Assam CM Himanta Biswa Sarma defends the decision to create indigenous faith and cultural department
The Assam cabinet has decided to create a new department-the Department of Indigenous Faith and Culture to protect and preserve the crumbling cultures and faiths of the indigenous communities.
Himanta Biswa Sarma, the Chief Minister of Assam defended this decision saying, “ “We need to preserve and protect them. The very purpose of the new department is to preserve them.”
According to Sarma the faiths traditions and cultures Karma Puja of the Adivasis, Bathou Puja of the Bodos, and the Tea Tribes of the indigenous communities of the state are fading away due to preaching and professional management systems of mainstream religions and it is necessary to protect them.
Answering to a Zero Hour notice in the State Assembly regarding the creation of the Department of Indigenous Faith and Culture, Sarma said time, modernity and global religious communities had taken a toll on tribal cultures, practices, languages, livelihoods and faiths in Assam.
“The mandate of the new department to be put under the joint control of the directorates of Archaeology, Museum, and History and Antiquarian Studies will be to interact with the tribal people, study the folklores, customs and practices for ensuring these are not forgotten,” he said.
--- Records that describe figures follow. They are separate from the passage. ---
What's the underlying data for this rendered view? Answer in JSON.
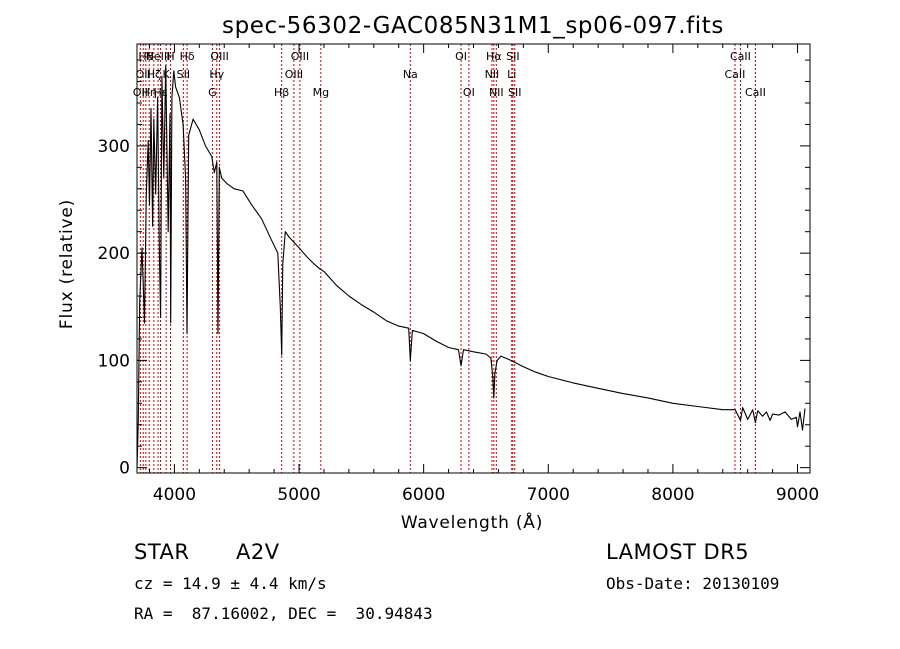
{
  "chart_data": {
    "type": "line",
    "title": "spec-56302-GAC085N31M1_sp06-097.fits",
    "xlabel": "Wavelength (Å)",
    "ylabel": "Flux (relative)",
    "xlim": [
      3700,
      9100
    ],
    "ylim": [
      -5,
      395
    ],
    "xticks": [
      4000,
      5000,
      6000,
      7000,
      8000,
      9000
    ],
    "xtick_labels": [
      "4000",
      "5000",
      "6000",
      "7000",
      "8000",
      "9000"
    ],
    "yticks": [
      0,
      100,
      200,
      300
    ],
    "ytick_labels": [
      "0",
      "100",
      "200",
      "300"
    ],
    "grid": false,
    "line_color": "#000000",
    "marker_color": "#cc0000",
    "series": [
      {
        "x": [
          3700,
          3710,
          3722,
          3740,
          3760,
          3775,
          3790,
          3800,
          3812,
          3825,
          3835,
          3850,
          3865,
          3880,
          3889,
          3900,
          3915,
          3930,
          3950,
          3965,
          3970,
          3980,
          3995,
          4010,
          4040,
          4070,
          4090,
          4101,
          4115,
          4150,
          4200,
          4250,
          4300,
          4320,
          4340,
          4350,
          4360,
          4380,
          4420,
          4480,
          4550,
          4620,
          4700,
          4780,
          4830,
          4850,
          4861,
          4870,
          4890,
          4920,
          4960,
          5000,
          5060,
          5120,
          5170,
          5200,
          5300,
          5400,
          5500,
          5600,
          5700,
          5800,
          5880,
          5893,
          5910,
          6000,
          6100,
          6200,
          6280,
          6300,
          6320,
          6400,
          6500,
          6540,
          6555,
          6563,
          6572,
          6590,
          6620,
          6700,
          6800,
          6900,
          7000,
          7200,
          7400,
          7600,
          7800,
          8000,
          8200,
          8400,
          8500,
          8542,
          8560,
          8600,
          8640,
          8662,
          8680,
          8720,
          8750,
          8780,
          8800,
          8850,
          8900,
          8950,
          8990,
          9000,
          9020,
          9040,
          9060
        ],
        "values": [
          0,
          40,
          155,
          205,
          135,
          255,
          305,
          245,
          335,
          225,
          325,
          255,
          345,
          200,
          140,
          365,
          270,
          375,
          220,
          330,
          135,
          345,
          370,
          355,
          345,
          320,
          270,
          125,
          310,
          325,
          315,
          300,
          290,
          275,
          285,
          125,
          280,
          270,
          265,
          260,
          258,
          245,
          232,
          212,
          200,
          150,
          105,
          190,
          220,
          215,
          210,
          205,
          197,
          190,
          185,
          183,
          170,
          160,
          152,
          145,
          137,
          132,
          130,
          100,
          128,
          125,
          118,
          112,
          110,
          95,
          110,
          108,
          106,
          102,
          85,
          65,
          88,
          100,
          104,
          100,
          94,
          89,
          85,
          79,
          74,
          69,
          65,
          60,
          57,
          54,
          54,
          44,
          56,
          45,
          54,
          42,
          53,
          48,
          52,
          44,
          50,
          49,
          52,
          45,
          47,
          38,
          52,
          35,
          55
        ]
      }
    ],
    "line_markers": [
      {
        "x": 3727,
        "label": "OII",
        "row": 3
      },
      {
        "x": 3750,
        "label": "OII",
        "row": 2
      },
      {
        "x": 3771,
        "label": "Hθ",
        "row": 1
      },
      {
        "x": 3798,
        "label": "Hη",
        "row": 3
      },
      {
        "x": 3835,
        "label": "Hζ",
        "row": 2
      },
      {
        "x": 3869,
        "label": "NeIII",
        "row": 1
      },
      {
        "x": 3889,
        "label": "Hε",
        "row": 3
      },
      {
        "x": 3934,
        "label": "K",
        "row": 2
      },
      {
        "x": 3969,
        "label": "H",
        "row": 1
      },
      {
        "x": 4072,
        "label": "SII",
        "row": 2
      },
      {
        "x": 4102,
        "label": "Hδ",
        "row": 1
      },
      {
        "x": 4305,
        "label": "G",
        "row": 3
      },
      {
        "x": 4340,
        "label": "Hγ",
        "row": 2
      },
      {
        "x": 4363,
        "label": "OIII",
        "row": 1
      },
      {
        "x": 4861,
        "label": "Hβ",
        "row": 3
      },
      {
        "x": 4959,
        "label": "OIII",
        "row": 2
      },
      {
        "x": 5007,
        "label": "OIII",
        "row": 1
      },
      {
        "x": 5175,
        "label": "Mg",
        "row": 3
      },
      {
        "x": 5893,
        "label": "Na",
        "row": 2
      },
      {
        "x": 6300,
        "label": "OI",
        "row": 1
      },
      {
        "x": 6363,
        "label": "OI",
        "row": 3
      },
      {
        "x": 6548,
        "label": "NII",
        "row": 2
      },
      {
        "x": 6563,
        "label": "Hα",
        "row": 1
      },
      {
        "x": 6583,
        "label": "NII",
        "row": 3
      },
      {
        "x": 6707,
        "label": "Li",
        "row": 2
      },
      {
        "x": 6716,
        "label": "SII",
        "row": 1
      },
      {
        "x": 6731,
        "label": "SII",
        "row": 3
      },
      {
        "x": 8498,
        "label": "CaII",
        "row": 2
      },
      {
        "x": 8542,
        "label": "CaII",
        "row": 1
      },
      {
        "x": 8662,
        "label": "CaII",
        "row": 3
      }
    ]
  },
  "info": {
    "object_class": "STAR",
    "subclass": "A2V",
    "survey": "LAMOST DR5",
    "velocity": "cz = 14.9 ± 4.4 km/s",
    "obs_date": "Obs-Date: 20130109",
    "coords": "RA =  87.16002, DEC =  30.94843"
  }
}
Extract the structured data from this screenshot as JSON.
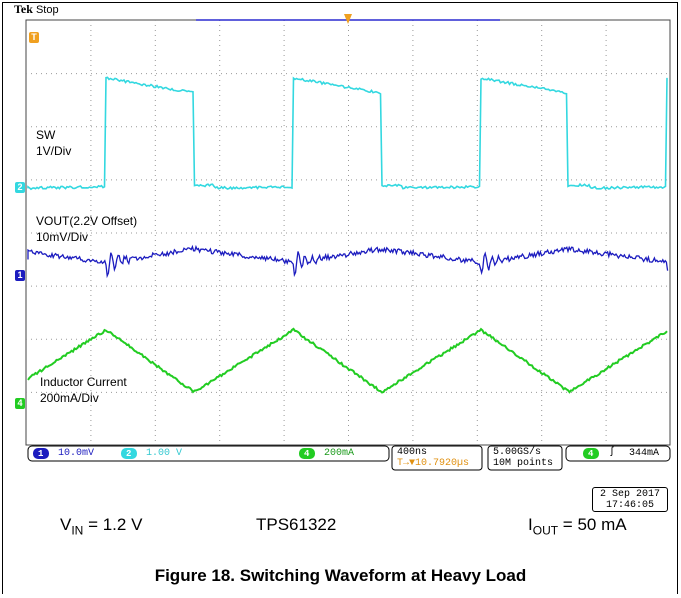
{
  "header": {
    "brand": "Tek",
    "status": "Stop"
  },
  "channels": [
    {
      "id": "1",
      "scale": "10.0mV",
      "color": "#1c1cbf"
    },
    {
      "id": "2",
      "scale": "1.00 V",
      "color": "#33d8e0"
    },
    {
      "id": "4",
      "scale": "200mA",
      "color": "#22cc22"
    }
  ],
  "timebase": {
    "scale": "400ns",
    "position": "10.7920µs"
  },
  "acquisition": {
    "sample_rate": "5.00GS/s",
    "points": "10M points"
  },
  "trigger": {
    "channel": "4",
    "slope": "ʃ",
    "level": "344mA"
  },
  "annotations": {
    "sw_name": "SW",
    "sw_scale": "1V/Div",
    "vout_name": "VOUT(2.2V Offset)",
    "vout_scale": "10mV/Div",
    "il_name": "Inductor Current",
    "il_scale": "200mA/Div"
  },
  "timestamp": {
    "date": "2 Sep  2017",
    "time": "17:46:05"
  },
  "conditions": {
    "vin_main": "V",
    "vin_sub": "IN",
    "vin_value": " = 1.2 V",
    "device": "TPS61322",
    "iout_main": "I",
    "iout_sub": "OUT",
    "iout_value": " = 50 mA"
  },
  "caption": "Figure 18. Switching Waveform at Heavy Load",
  "markers": {
    "trigger_top": "T",
    "ch1": "1",
    "ch2": "2",
    "ch4": "4"
  }
}
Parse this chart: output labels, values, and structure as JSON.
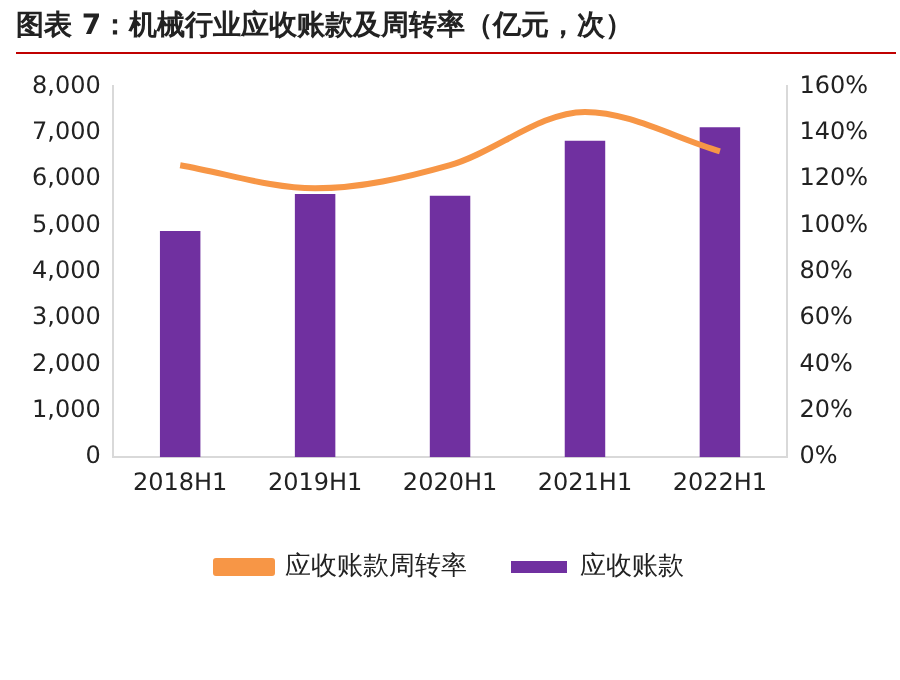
{
  "chart_data": {
    "type": "bar",
    "title": "图表 7：机械行业应收账款及周转率（亿元，次）",
    "categories": [
      "2018H1",
      "2019H1",
      "2020H1",
      "2021H1",
      "2022H1"
    ],
    "series": [
      {
        "name": "应收账款",
        "color": "#7030a0",
        "values": [
          4880,
          5680,
          5640,
          6830,
          7120
        ]
      },
      {
        "name": "应收账款周转率",
        "type": "line",
        "axis": "y2",
        "color": "#f79646",
        "values": [
          126,
          116,
          126,
          149,
          132
        ]
      }
    ],
    "ylim": [
      0,
      8000
    ],
    "yticks": [
      0,
      {
        "value": 1000,
        "label": "1,000"
      },
      {
        "value": 2000,
        "label": "2,000"
      },
      {
        "value": 3000,
        "label": "3,000"
      },
      {
        "value": 4000,
        "label": "4,000"
      },
      {
        "value": 5000,
        "label": "5,000"
      },
      {
        "value": 6000,
        "label": "6,000"
      },
      {
        "value": 7000,
        "label": "7,000"
      },
      {
        "value": 8000,
        "label": "8,000"
      }
    ],
    "y2lim": [
      0,
      160
    ],
    "y2ticks": [
      {
        "value": 0,
        "label": "0%"
      },
      {
        "value": 20,
        "label": "20%"
      },
      {
        "value": 40,
        "label": "40%"
      },
      {
        "value": 60,
        "label": "60%"
      },
      {
        "value": 80,
        "label": "80%"
      },
      {
        "value": 100,
        "label": "100%"
      },
      {
        "value": 120,
        "label": "120%"
      },
      {
        "value": 140,
        "label": "140%"
      },
      {
        "value": 160,
        "label": "160%"
      }
    ],
    "grid": false,
    "legend": "bottom",
    "marker": "none",
    "line_style": "solid"
  }
}
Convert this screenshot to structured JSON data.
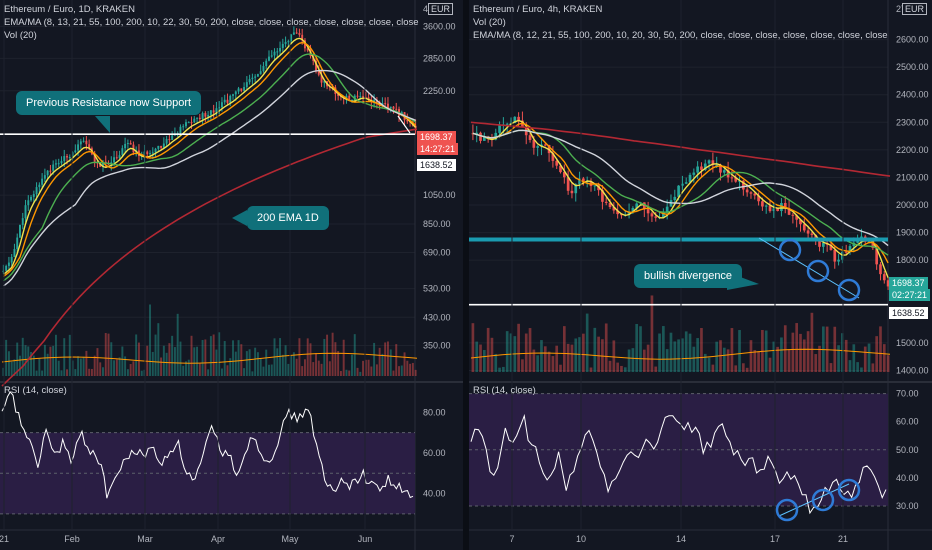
{
  "left": {
    "title": "Ethereum / Euro, 1D, KRAKEN",
    "indicators": "EMA/MA (8, 13, 21, 55, 100, 200, 10, 22, 30, 50, 200, close, close, close, close, close, close, close, close, c",
    "vol": "Vol (20)",
    "rsi_label": "RSI (14, close)",
    "currency": "EUR",
    "price_ticks": [
      "3600.00",
      "2850.00",
      "2250.00",
      "1050.00",
      "850.00",
      "690.00",
      "530.00",
      "430.00",
      "350.00"
    ],
    "rsi_ticks": [
      "80.00",
      "60.00",
      "40.00"
    ],
    "time_ticks": [
      "21",
      "Feb",
      "Mar",
      "Apr",
      "May",
      "Jun"
    ],
    "last_price": "1698.37",
    "countdown": "14:27:21",
    "support_price": "1638.52",
    "callout_support": "Previous Resistance now Support",
    "callout_ema": "200 EMA 1D",
    "top_tick_partial": "4"
  },
  "right": {
    "title": "Ethereum / Euro, 4h, KRAKEN",
    "vol": "Vol (20)",
    "indicators": "EMA/MA (8, 12, 21, 55, 100, 200, 10, 20, 30, 50, 200, close, close, close, close, close, close, close, close, c",
    "rsi_label": "RSI (14, close)",
    "currency": "EUR",
    "price_ticks": [
      "2600.00",
      "2500.00",
      "2400.00",
      "2300.00",
      "2200.00",
      "2100.00",
      "2000.00",
      "1900.00",
      "1800.00",
      "1500.00",
      "1400.00"
    ],
    "rsi_ticks": [
      "70.00",
      "60.00",
      "50.00",
      "40.00",
      "30.00"
    ],
    "time_ticks": [
      "7",
      "10",
      "14",
      "17",
      "21"
    ],
    "last_price": "1698.37",
    "countdown": "02:27:21",
    "support_price": "1638.52",
    "callout_divergence": "bullish divergence",
    "top_tick_partial": "27"
  },
  "colors": {
    "background": "#131722",
    "up": "#26a69a",
    "down": "#ef5350",
    "ema_yellow": "#f2e34c",
    "ema_orange": "#ff9800",
    "ema_green": "#4caf50",
    "ema_white": "#d1d4dc",
    "ema_red": "#b22833",
    "callout": "#10707a",
    "rsi_line": "#ffffff",
    "rsi_band": "#2a1e44",
    "circle": "#2f7bd6"
  },
  "chart_data": [
    {
      "type": "line",
      "title": "Ethereum / Euro, 1D, KRAKEN",
      "x_labels": [
        "21",
        "Feb",
        "Mar",
        "Apr",
        "May",
        "Jun"
      ],
      "close": [
        600,
        650,
        780,
        960,
        1040,
        1150,
        1250,
        1300,
        1350,
        1400,
        1480,
        1550,
        1450,
        1300,
        1320,
        1350,
        1420,
        1550,
        1450,
        1400,
        1430,
        1480,
        1520,
        1600,
        1650,
        1750,
        1800,
        1850,
        1900,
        1950,
        2050,
        2100,
        2200,
        2300,
        2400,
        2500,
        2700,
        2900,
        3000,
        3200,
        3400,
        3350,
        3000,
        2700,
        2400,
        2350,
        2200,
        2150,
        2100,
        2200,
        2150,
        2100,
        2050,
        2000,
        1950,
        1900,
        1800,
        1698
      ],
      "ema200": [
        260,
        280,
        300,
        330,
        360,
        400,
        440,
        480,
        520,
        560,
        600,
        640,
        680,
        720,
        760,
        800,
        840,
        880,
        920,
        960,
        1000,
        1040,
        1080,
        1120,
        1160,
        1200,
        1240,
        1280,
        1320,
        1360,
        1400,
        1440,
        1480,
        1520,
        1560,
        1600,
        1620,
        1640,
        1660,
        1680,
        1700
      ],
      "ylim": [
        280,
        4000
      ],
      "yscale": "log",
      "support_level": 1638.52,
      "rsi": [
        78,
        90,
        76,
        68,
        52,
        72,
        58,
        66,
        54,
        70,
        62,
        58,
        40,
        48,
        55,
        62,
        58,
        64,
        54,
        60,
        66,
        52,
        45,
        58,
        72,
        62,
        58,
        50,
        64,
        68,
        56,
        60,
        72,
        80,
        76,
        84,
        62,
        45,
        40,
        48,
        44,
        50,
        46,
        42,
        47,
        44,
        40,
        38
      ],
      "rsi_ylim": [
        27,
        92
      ]
    },
    {
      "type": "line",
      "title": "Ethereum / Euro, 4h, KRAKEN",
      "x_labels": [
        "7",
        "10",
        "14",
        "17",
        "21"
      ],
      "close": [
        2260,
        2240,
        2230,
        2280,
        2300,
        2320,
        2250,
        2200,
        2220,
        2150,
        2120,
        2040,
        2100,
        2080,
        2060,
        2000,
        1970,
        1950,
        2000,
        2010,
        1960,
        1940,
        1990,
        2050,
        2080,
        2120,
        2140,
        2160,
        2130,
        2100,
        2080,
        2060,
        2020,
        2000,
        1980,
        2000,
        1960,
        1930,
        1900,
        1850,
        1870,
        1800,
        1830,
        1860,
        1880,
        1870,
        1750,
        1698
      ],
      "ema200": [
        2300,
        2295,
        2290,
        2285,
        2280,
        2275,
        2268,
        2262,
        2255,
        2248,
        2240,
        2232,
        2225,
        2218,
        2210,
        2202,
        2195,
        2188,
        2180,
        2172,
        2165,
        2158,
        2150,
        2142,
        2135,
        2128,
        2120,
        2112,
        2105
      ],
      "ylim": [
        1380,
        2700
      ],
      "support_level": 1638.52,
      "horizontal_level": 1875,
      "rsi": [
        52,
        60,
        44,
        40,
        56,
        54,
        62,
        52,
        44,
        40,
        48,
        36,
        46,
        52,
        57,
        42,
        34,
        44,
        48,
        46,
        54,
        50,
        58,
        60,
        62,
        58,
        55,
        50,
        54,
        58,
        52,
        46,
        48,
        42,
        44,
        46,
        38,
        42,
        36,
        30,
        28,
        34,
        38,
        34,
        32,
        40,
        44,
        36,
        34
      ],
      "rsi_ylim": [
        25,
        72
      ]
    }
  ]
}
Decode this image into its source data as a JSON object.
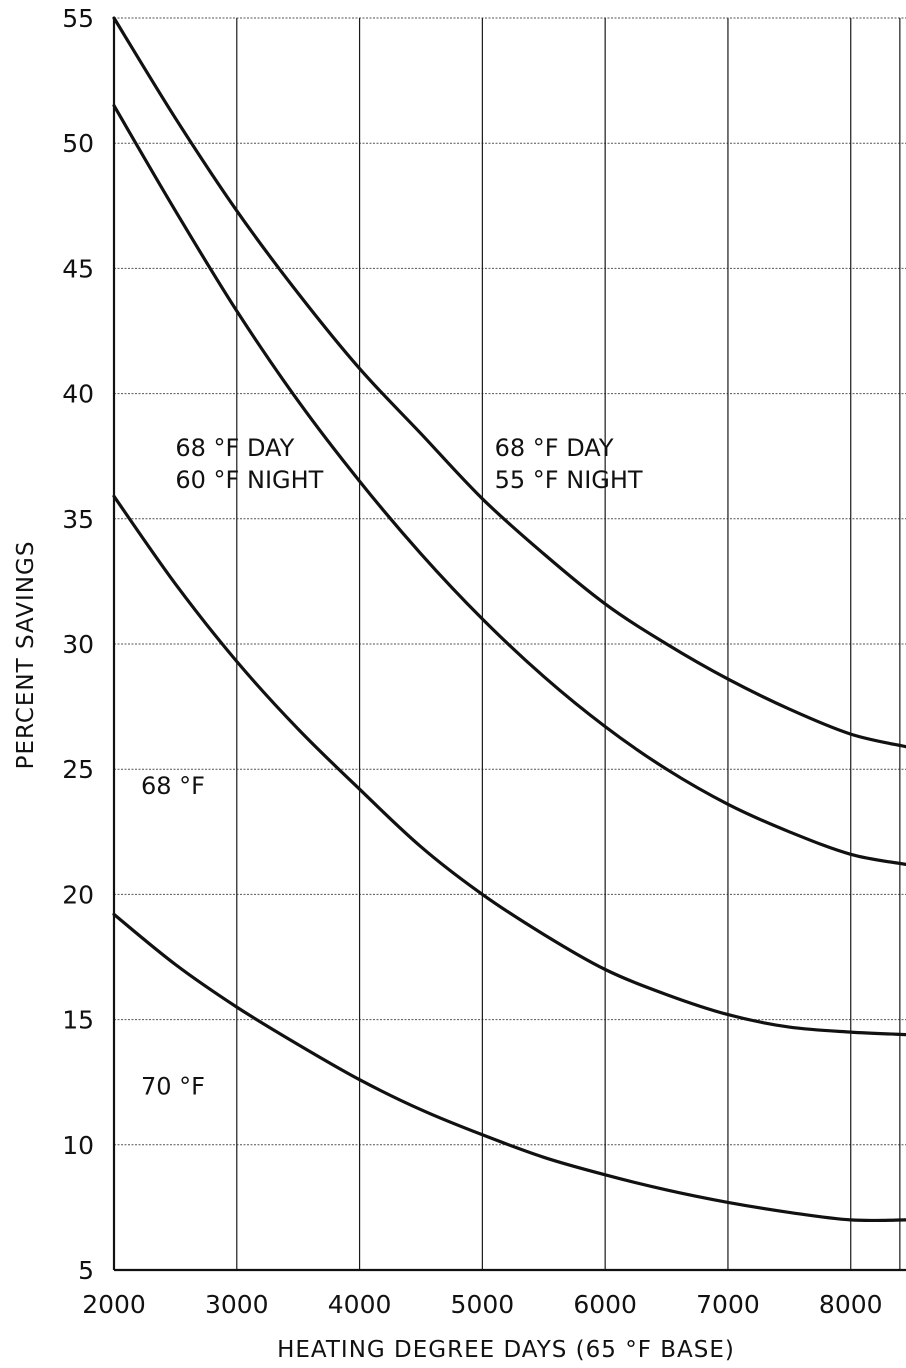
{
  "chart_data": {
    "type": "line",
    "title": "",
    "xlabel": "HEATING DEGREE DAYS (65 °F BASE)",
    "ylabel": "PERCENT SAVINGS",
    "xlim": [
      2000,
      8450
    ],
    "ylim": [
      5,
      55
    ],
    "x_ticks": [
      2000,
      3000,
      4000,
      5000,
      6000,
      7000,
      8000
    ],
    "x_tick_labels": [
      "2000",
      "3000",
      "4000",
      "5000",
      "6000",
      "7000",
      "8000"
    ],
    "y_ticks": [
      5,
      10,
      15,
      20,
      25,
      30,
      35,
      40,
      45,
      50,
      55
    ],
    "y_tick_labels": [
      "5",
      "10",
      "15",
      "20",
      "25",
      "30",
      "35",
      "40",
      "45",
      "50",
      "55"
    ],
    "grid": true,
    "series": [
      {
        "x": [
          2000,
          2500,
          3000,
          3500,
          4000,
          4500,
          5000,
          5500,
          6000,
          6500,
          7000,
          7500,
          8000,
          8450
        ],
        "y": [
          55.0,
          51.0,
          47.3,
          44.0,
          41.0,
          38.4,
          35.8,
          33.6,
          31.6,
          30.0,
          28.6,
          27.4,
          26.4,
          25.9
        ]
      },
      {
        "x": [
          2000,
          2500,
          3000,
          3500,
          4000,
          4500,
          5000,
          5500,
          6000,
          6500,
          7000,
          7500,
          8000,
          8450
        ],
        "y": [
          51.5,
          47.3,
          43.3,
          39.7,
          36.5,
          33.6,
          31.0,
          28.7,
          26.7,
          25.0,
          23.6,
          22.5,
          21.6,
          21.2
        ]
      },
      {
        "x": [
          2000,
          2500,
          3000,
          3500,
          4000,
          4500,
          5000,
          5500,
          6000,
          6500,
          7000,
          7500,
          8000,
          8450
        ],
        "y": [
          35.9,
          32.4,
          29.3,
          26.6,
          24.2,
          21.9,
          20.0,
          18.4,
          17.0,
          16.0,
          15.2,
          14.7,
          14.5,
          14.4
        ]
      },
      {
        "x": [
          2000,
          2500,
          3000,
          3500,
          4000,
          4500,
          5000,
          5500,
          6000,
          6500,
          7000,
          7500,
          8000,
          8450
        ],
        "y": [
          19.2,
          17.2,
          15.5,
          14.0,
          12.6,
          11.4,
          10.4,
          9.5,
          8.8,
          8.2,
          7.7,
          7.3,
          7.0,
          7.0
        ]
      }
    ],
    "annotations": [
      {
        "lines": [
          "68 °F DAY",
          "55 °F NIGHT"
        ],
        "x": 5100,
        "y": 37.5
      },
      {
        "lines": [
          "68 °F DAY",
          "60 °F NIGHT"
        ],
        "x": 2500,
        "y": 37.5
      },
      {
        "lines": [
          "68 °F"
        ],
        "x": 2220,
        "y": 24.0
      },
      {
        "lines": [
          "70 °F"
        ],
        "x": 2220,
        "y": 12.0
      }
    ]
  }
}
Sarma strongly believes that these tribal communities and their culture should be preserved, hence directorates of Antiquarian Studies, Archaeology, and Museum and History will interact with the tribal communities, understand their practices, beliefs, and folklores.
The Department of indigenous faith and culture would be allotted ₹100-crore in the first year and from thereon the government would increase the funds gradually.
Nature worship defines the tribal faiths that conveyed the message of conservation to the rest of the world. Most ethnic communities in Assam are believers of animism, though some, over the years, may have turned to the dominant religion in their respective areas.
He also said that those from the mainstream religions did not think of themselves adhering to the superior belief system and the tribal people could have to retain their faiths and it has become important to address the environmental issues the world is facing currently.
“Sadly, the vicissitudes of time, modernity and global religious communities have threatened the tribal belief systems, adding to that he also said, “ Temples of Sanskritised communities, churches of Christians and mosques of Muslims came up, the onslaught of religious preaching and professional management systems gradually made the indigenous faiths vanish.”
Assam has tribes like Boro, Koch, Tiwa, and many others which follow unique customs and religious beliefs and the government decided to preserve their faith and culture with institutional support through the establishment of this new department.
He also implied that the Taliban’s destruction of the Bamiyan Buddhist statues in Afghanistan was an example of how mainstream religions cut off people from their cultural roots.